Through the COVID-19 pandemic, we will work with bereaved families to create meaningful services that fall within the Iowa Governor’s State Public Health Disaster Emergency that limits gatherings to ten people.
Please know that above all, we are committed to the families we serve. We remain focused on maintaining high standards and ethical practices as we serve the dead and bereaved with the health and well-being of our communities in mind as we move forward together in the coming weeks and months.

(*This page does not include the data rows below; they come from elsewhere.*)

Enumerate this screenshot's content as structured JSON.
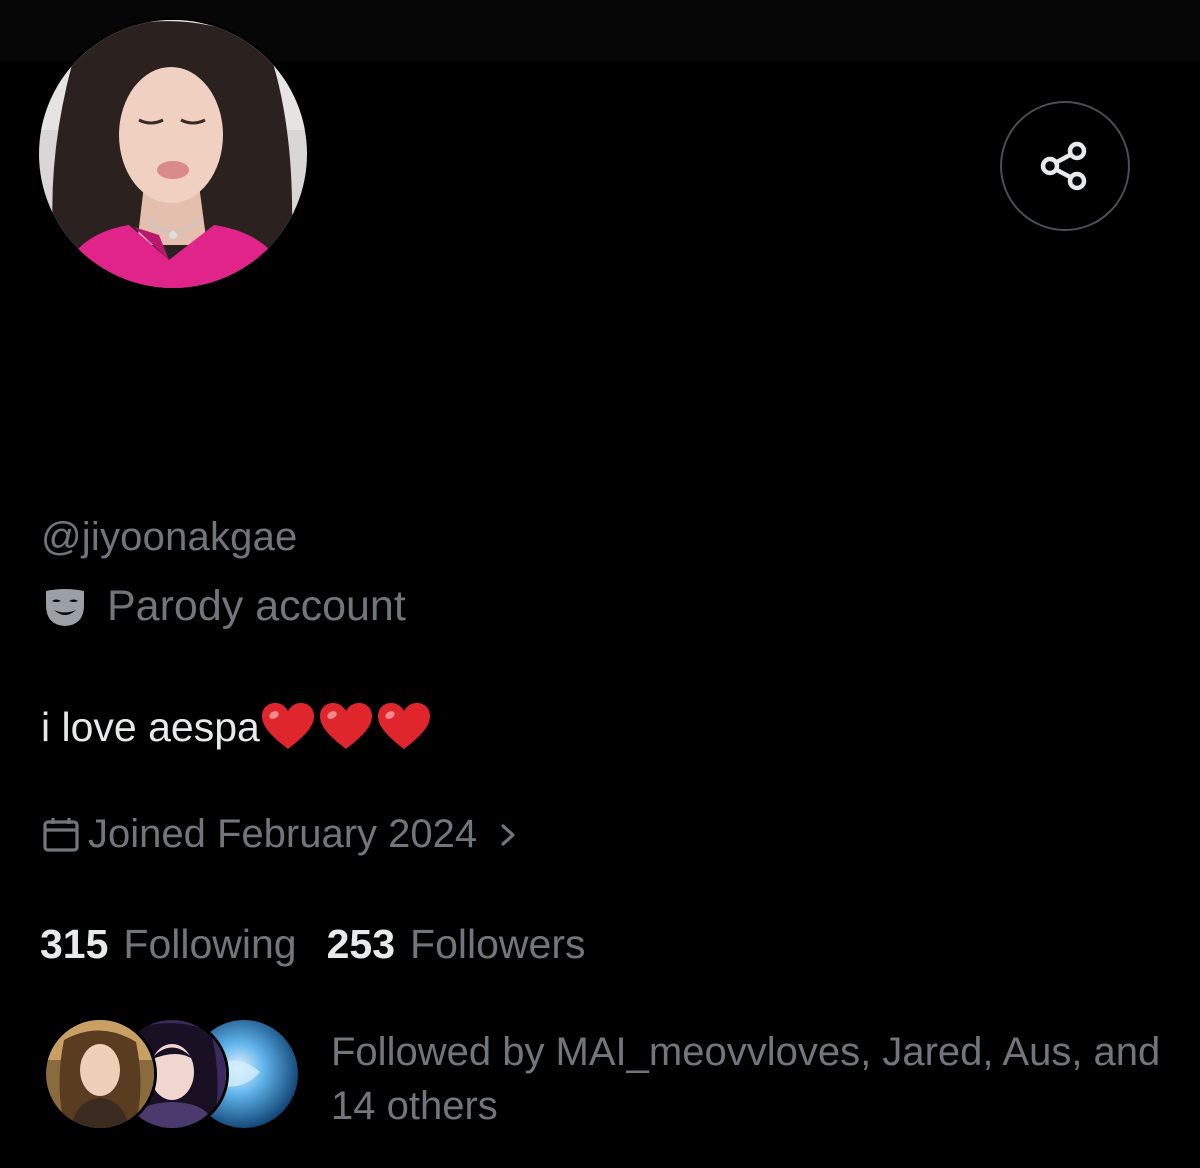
{
  "profile": {
    "handle": "@jiyoonakgae",
    "parody_label": "Parody account",
    "bio_text": "i love aespa",
    "bio_emoji": [
      "heart-emoji",
      "heart-emoji",
      "heart-emoji"
    ],
    "joined_text": "Joined February 2024",
    "following_count": "315",
    "following_label": "Following",
    "followers_count": "253",
    "followers_label": "Followers",
    "followed_by_text": "Followed by MAI_meovvloves, Jared, Aus, and 14 others"
  },
  "icons": {
    "share": "share-icon",
    "parody": "mask-icon",
    "joined": "calendar-icon",
    "joined_more": "chevron-right-icon"
  },
  "colors": {
    "background": "#000000",
    "primary_text": "#e7e9ea",
    "secondary_text": "#71767b",
    "heart": "#e0262d",
    "avatar_shirt": "#e0248a"
  }
}
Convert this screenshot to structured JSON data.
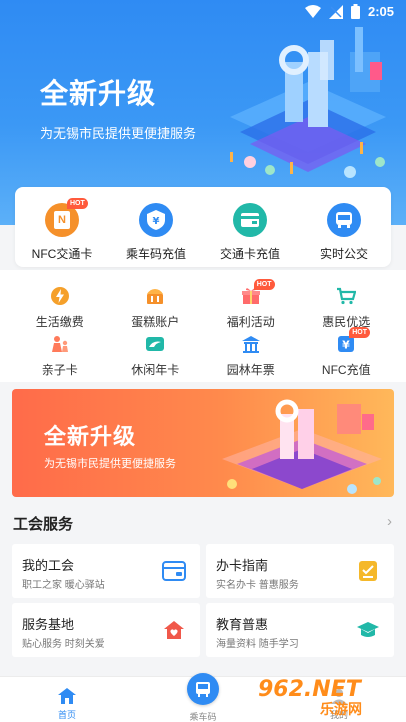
{
  "status": {
    "time": "2:05"
  },
  "hero": {
    "title": "全新升级",
    "subtitle": "为无锡市民提供更便捷服务"
  },
  "main_services": [
    {
      "label": "NFC交通卡",
      "icon": "nfc-card-icon",
      "glyph": "N",
      "color": "#f5902a",
      "hot": "HOT"
    },
    {
      "label": "乘车码充值",
      "icon": "yen-shield-icon",
      "glyph": "¥",
      "color": "#2f8bf3"
    },
    {
      "label": "交通卡充值",
      "icon": "card-icon",
      "glyph": "",
      "color": "#21b8a8"
    },
    {
      "label": "实时公交",
      "icon": "bus-icon",
      "glyph": "",
      "color": "#2f8bf3"
    }
  ],
  "grid": {
    "row1": [
      {
        "label": "生活缴费",
        "icon": "lightning-icon"
      },
      {
        "label": "蛋糕账户",
        "icon": "cake-icon"
      },
      {
        "label": "福利活动",
        "icon": "gift-icon",
        "hot": "HOT"
      },
      {
        "label": "惠民优选",
        "icon": "cart-icon"
      }
    ],
    "row2": [
      {
        "label": "亲子卡",
        "icon": "family-icon"
      },
      {
        "label": "休闲年卡",
        "icon": "leisure-card-icon"
      },
      {
        "label": "园林年票",
        "icon": "garden-icon"
      },
      {
        "label": "NFC充值",
        "icon": "nfc-recharge-icon",
        "hot": "HOT"
      }
    ]
  },
  "banner": {
    "title": "全新升级",
    "subtitle": "为无锡市民提供更便捷服务"
  },
  "union": {
    "title": "工会服务",
    "arrow": "›",
    "cards": [
      {
        "title": "我的工会",
        "subtitle": "职工之家  暖心驿站",
        "icon": "wallet-icon"
      },
      {
        "title": "办卡指南",
        "subtitle": "实名办卡  普惠服务",
        "icon": "guide-icon"
      },
      {
        "title": "服务基地",
        "subtitle": "贴心服务  时刻关爱",
        "icon": "home-heart-icon"
      },
      {
        "title": "教育普惠",
        "subtitle": "海量资料  随手学习",
        "icon": "graduation-cap-icon"
      }
    ]
  },
  "tabbar": {
    "tabs": [
      {
        "label": "首页",
        "icon": "home-icon",
        "active": true
      },
      {
        "label": "乘车码",
        "icon": "bus-code-icon"
      },
      {
        "label": "我的",
        "icon": "user-icon"
      }
    ]
  },
  "watermark": {
    "text": "962.NET",
    "sub": "乐游网"
  },
  "colors": {
    "primary": "#2f8bf3",
    "orange": "#f5902a",
    "teal": "#21b8a8",
    "red": "#ff5a3c"
  }
}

We Care Because Every Life Has a Story
Commitment -- we think about this with our job, with our health choices and with our relationships; but do we think about commitment with our grief? It is very easy, and very normal, to retreat and simply want to be alone when we are dealing with grief. You don't want to work at much of anything. As I said, this is all normal, however, it isn't healthy to stay there. You will have to make the commitment to return to the world around you. That first time into church, or work, or any social setting after suffering a loss is difficult, but it is a needed step on your road to living without your loved one.
In order to commit to something, you need to have the framework in mind that you are willing to follow:
Allow yourself time to face your emotions. Some have time to come to grips with living alone because their loved one suffered with a long illness; while others face the death in a very sudden way. There is no set time in dealing with your emotions, so don't feel you aren't doing things correctly or in the proper time frame.
Don't be afraid to ask for help. Maybe you just need a trusted friend to vent, scream, cry or talk with. Maybe you need someone that is more trained in counseling. If you need help, please give yourself permission to ask for help.
Don't be afraid to talk about your loved one. It can be uncomfortable at first (especially for others), but then it is akin to a warm blanket being wrapped around your shoulders. Memories are one way that we can work through our grief. We remember how we lived with our loved one and that will help us to relearn how to live without our loved one.
Be kind to yourself. In the days, weeks, and months following a death you will have days that you are so sad and all you want to do is cry or sleep or both. This is ok as long as it is just a day here or there. Allow yourself time to grieve. Your heart and mind may not be on the same page, but they will merge together again.
Set a routine. Most of us like to be organized and know what needs to be done and when. If life is too busy, let some things go. If you feel you have too much time on your hands, find something that you can do that you have a passion for.
There is no getting over grief or simply moving on with life, but there is an acceptance of living life without your loved one. It will take work and a little commitment as well.